The information exchange over an SSH connection with a server is secure and encrypted, so you would need to crack SSH to decipher what is being sent trough it. However, because the IP packets containing that communication cannot be encrypted, if you were to look at just one of them, you would be able to determine my location (source IP address) and the location of the SSH server (IP destination address).
The communication with the server through an SSH tunnel is just another TCP/IP conversation with a distant location. That connection is encrypted while it is traveling via the tunnel, but it is not encrypted after it exits the tunnel.
Only the IP destination address and the SSH server would be visible if you were to discover that second chat in the open (source IP address). It's unlikely there's anything special in those packets that shows SSH had anything to do with it; rather, there's not much (considering TCP/IP headers) to distinguish it from some other internet traffic that was generated on the SSH server computer.
This doesn't mean that the traffic couldn't be traced back to you; it just means that TCP/IP header analysis alone wouldn't be enough to do so.
Examples of malicious SSH usages
- Creating a reverse SSH tunnel to bypass a firewall or NAT and gain access to a protected network.

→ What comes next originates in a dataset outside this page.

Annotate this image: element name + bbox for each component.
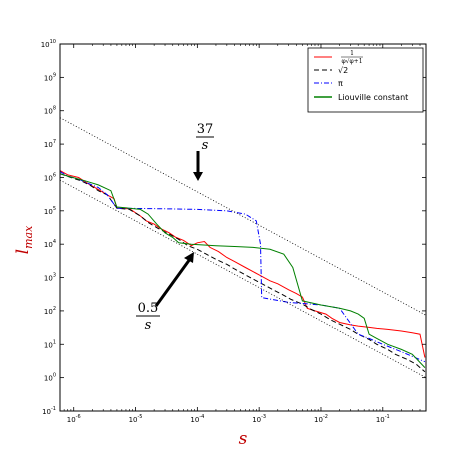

- Using an SSH tunnel to exfiltrate data from a target network, as the tunnel provides an encrypted connection that is less likely to be detected.
- Using an SSH tunnel to pivot from an initial foothold on a target network to other devices on the same network.

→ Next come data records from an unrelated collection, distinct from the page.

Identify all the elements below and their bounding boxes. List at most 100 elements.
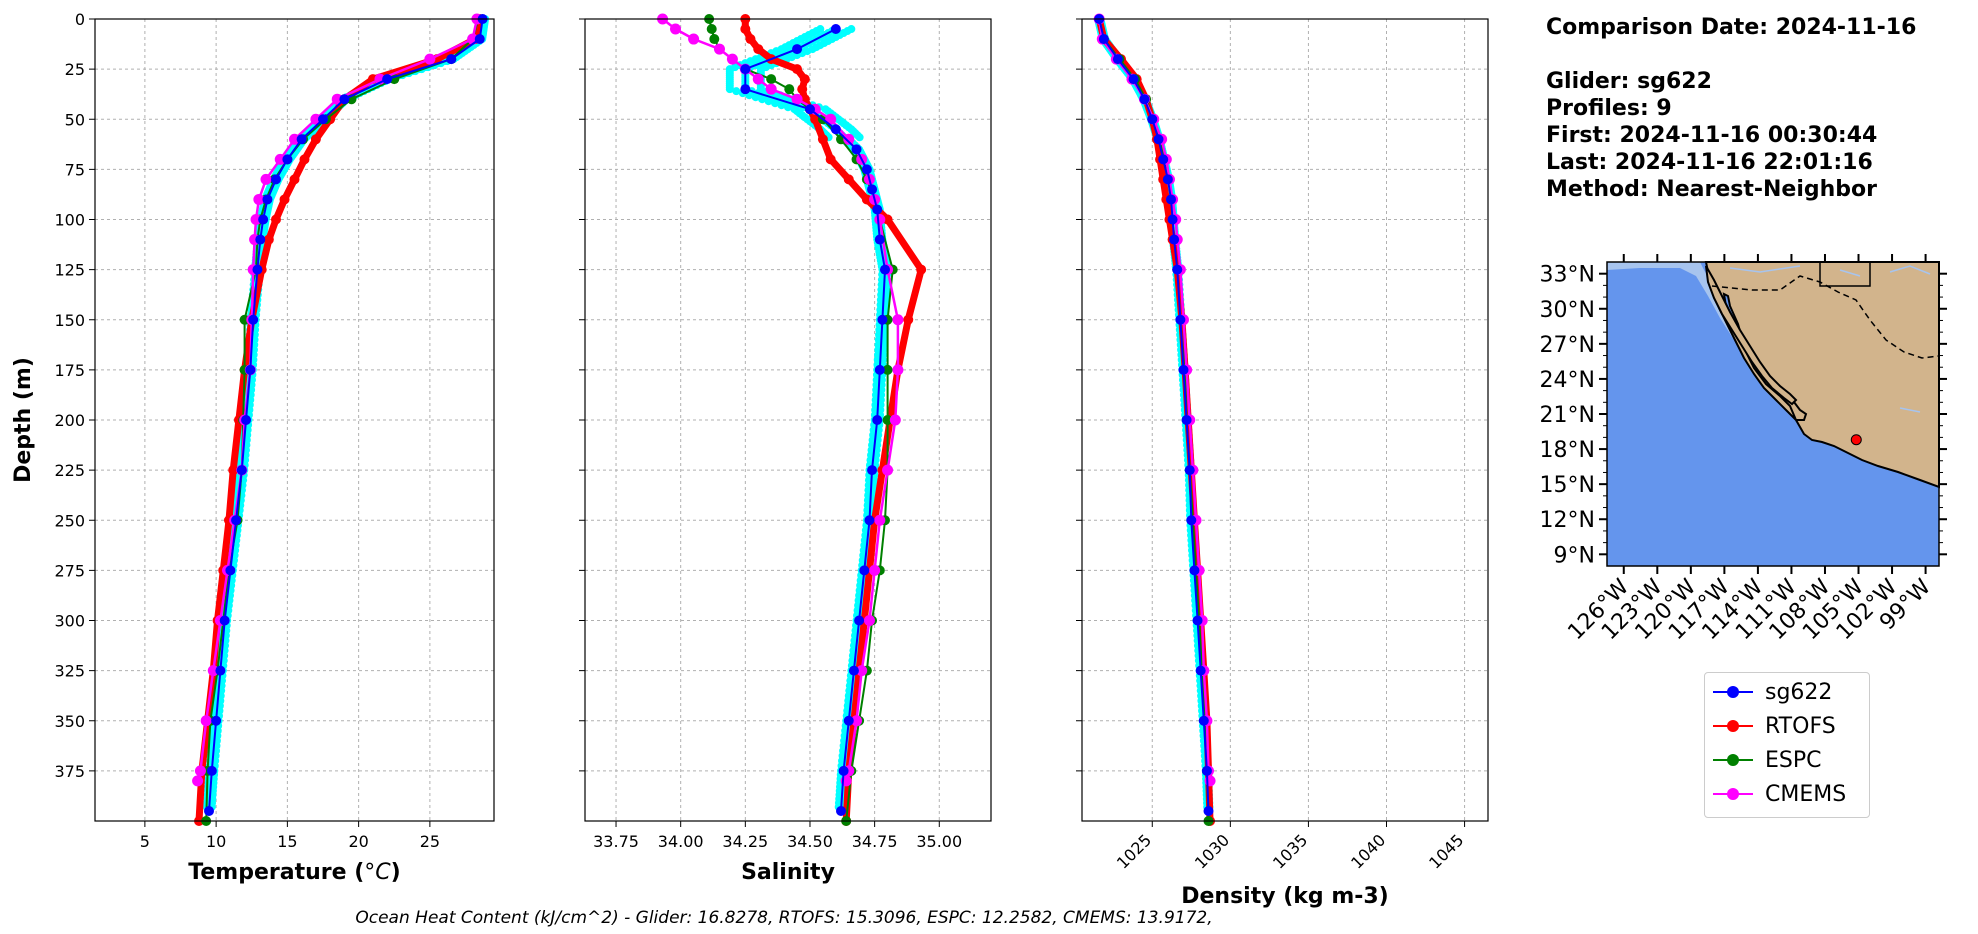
series-point-sg622	[1201, 765, 1212, 776]
series-point-sg622	[255, 234, 266, 245]
y-tick-label: 75	[65, 160, 85, 179]
map-baja	[1705, 265, 1798, 406]
series-point-sg622	[877, 314, 888, 325]
series-point-rtofs	[882, 214, 893, 225]
legend-label: sg622	[1765, 679, 1833, 705]
location-map: 33°N30°N27°N24°N21°N18°N15°N12°N9°N126°W…	[1540, 254, 1947, 645]
ohc-footer: Ocean Heat Content (kJ/cm^2) - Glider: 1…	[355, 908, 1213, 928]
series-point-sg622	[879, 264, 890, 275]
series-point-cmems	[670, 23, 682, 35]
map-border	[1711, 275, 1940, 359]
y-tick-label: 50	[65, 110, 85, 129]
series-point-cmems	[882, 464, 894, 476]
series-point-sg622	[339, 94, 350, 105]
y-tick-label: 250	[54, 511, 85, 530]
series-point-sg622	[211, 715, 222, 726]
series-point-cmems	[791, 93, 803, 105]
info-panel: Comparison Date: 2024-11-16 Glider: sg622…	[1546, 14, 1916, 203]
series-point-sg622	[830, 124, 841, 135]
map-lat-label: 12°N	[1540, 508, 1595, 533]
method: Method: Nearest-Neighbor	[1546, 177, 1877, 202]
series-point-sg622	[245, 364, 256, 375]
series-point-sg622	[1203, 805, 1214, 816]
series-point-cmems	[726, 53, 738, 65]
series-point-sg622	[382, 74, 393, 85]
series-point-cmems	[289, 133, 300, 145]
series-point-sg622	[859, 565, 870, 576]
series-line-sg622	[208, 18, 484, 812]
series-point-sg622	[236, 465, 247, 476]
legend-swatch	[1713, 682, 1753, 702]
series-point-sg622	[1195, 665, 1206, 676]
x-tick-label: 1025	[1113, 830, 1155, 872]
y-tick-label: 300	[54, 612, 85, 631]
y-axis-label: Depth (m)	[11, 357, 36, 483]
series-point-sg622	[851, 144, 862, 155]
series-point-sg622	[872, 415, 883, 425]
series-point-sg622	[854, 615, 865, 626]
y-tick-label: 275	[54, 561, 85, 580]
series-point-cmems	[192, 775, 204, 787]
series-point-cmems	[889, 414, 901, 426]
legend-marker	[1727, 686, 1739, 698]
series-point-sg622	[206, 765, 217, 776]
y-tick-label: 25	[65, 60, 85, 79]
x-tick-label: 1045	[1425, 830, 1467, 872]
map-border-us	[1819, 262, 1871, 287]
series-point-rtofs	[263, 234, 274, 245]
x-tick-label: 20	[348, 832, 368, 851]
y-tick-label: 100	[54, 211, 85, 230]
y-tick-label: 175	[54, 361, 85, 380]
series-point-sg622	[874, 364, 885, 375]
legend-label: CMEMS	[1765, 781, 1847, 807]
series-point-sg622	[231, 515, 242, 526]
series-point-rtofs	[825, 154, 836, 165]
series-point-cmems	[869, 564, 881, 576]
glider-name: Glider: sg622	[1546, 69, 1712, 94]
y-tick-label: 225	[54, 461, 85, 480]
legend-item: CMEMS	[1713, 779, 1846, 809]
series-point-rtofs	[861, 194, 872, 205]
series-point-cmems	[856, 665, 868, 677]
series-point-cmems	[851, 715, 863, 727]
series-point-sg622	[1172, 264, 1183, 275]
map-lat-label: 15°N	[1540, 473, 1595, 498]
legend-swatch	[1713, 716, 1753, 736]
series-point-sg622	[867, 184, 878, 195]
raw-glider-point	[732, 87, 741, 96]
series-point-espc	[882, 364, 893, 375]
legend-marker	[1727, 788, 1739, 800]
x-axis-label-prefix: Temperature (	[188, 860, 364, 885]
raw-glider-point	[758, 95, 767, 104]
y-tick-label: 125	[54, 261, 85, 280]
profile-count: Profiles: 9	[1546, 96, 1672, 121]
x-tick-label: 25	[420, 832, 440, 851]
series-point-sg622	[830, 24, 841, 35]
series-point-sg622	[1169, 234, 1180, 245]
series-point-sg622	[258, 214, 269, 225]
series-point-sg622	[446, 54, 457, 65]
series-point-cmems	[713, 43, 725, 55]
series-point-sg622	[792, 44, 803, 55]
series-point-sg622	[1184, 465, 1195, 476]
x-tick-label: 1035	[1269, 830, 1311, 872]
series-point-sg622	[864, 515, 875, 526]
series-point-sg622	[204, 805, 214, 816]
raw-glider-point	[777, 101, 786, 110]
series-point-sg622	[474, 34, 485, 45]
series-point-cmems	[892, 364, 904, 376]
map-lat-label: 33°N	[1540, 263, 1595, 288]
map-rivers	[1729, 265, 1931, 413]
x-axis-label: Density (kg m-3)	[1181, 884, 1389, 909]
series-point-sg622	[225, 565, 236, 576]
series-point-sg622	[838, 765, 849, 776]
series-point-sg622	[1189, 565, 1200, 576]
series-point-sg622	[848, 665, 859, 676]
series-point-cmems	[874, 214, 886, 225]
x-tick-label: 1030	[1191, 830, 1233, 872]
series-point-sg622	[296, 134, 307, 145]
y-tick-label: 0	[75, 10, 85, 29]
series-point-sg622	[318, 114, 328, 125]
series-point-sg622	[1128, 74, 1139, 85]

- Setting up an SSH honeypot to lure in potential attackers and gather intelligence on their tactics and techniques.
- Using an SSH server as a command and control (C2) server to remotely control malware or other malicious tools.
It's important to note that these are just a few examples, and hackers can use SSH in many other ways as part of an attack. It's important to take a comprehensive approach to security to protect against these and other threats.
When used correctly, SSH tunnels can be a safe and legal way to connect to a network or device remotely. Administrators often use SSH tunnels to connect securely to remote servers or devices, and it wouldn't be true to say that all uses of SSH tunnels are bad.
As with any tool, it's important to use SSH tunnels responsibly and follow best practices for securing your connection and preventing unauthorised access.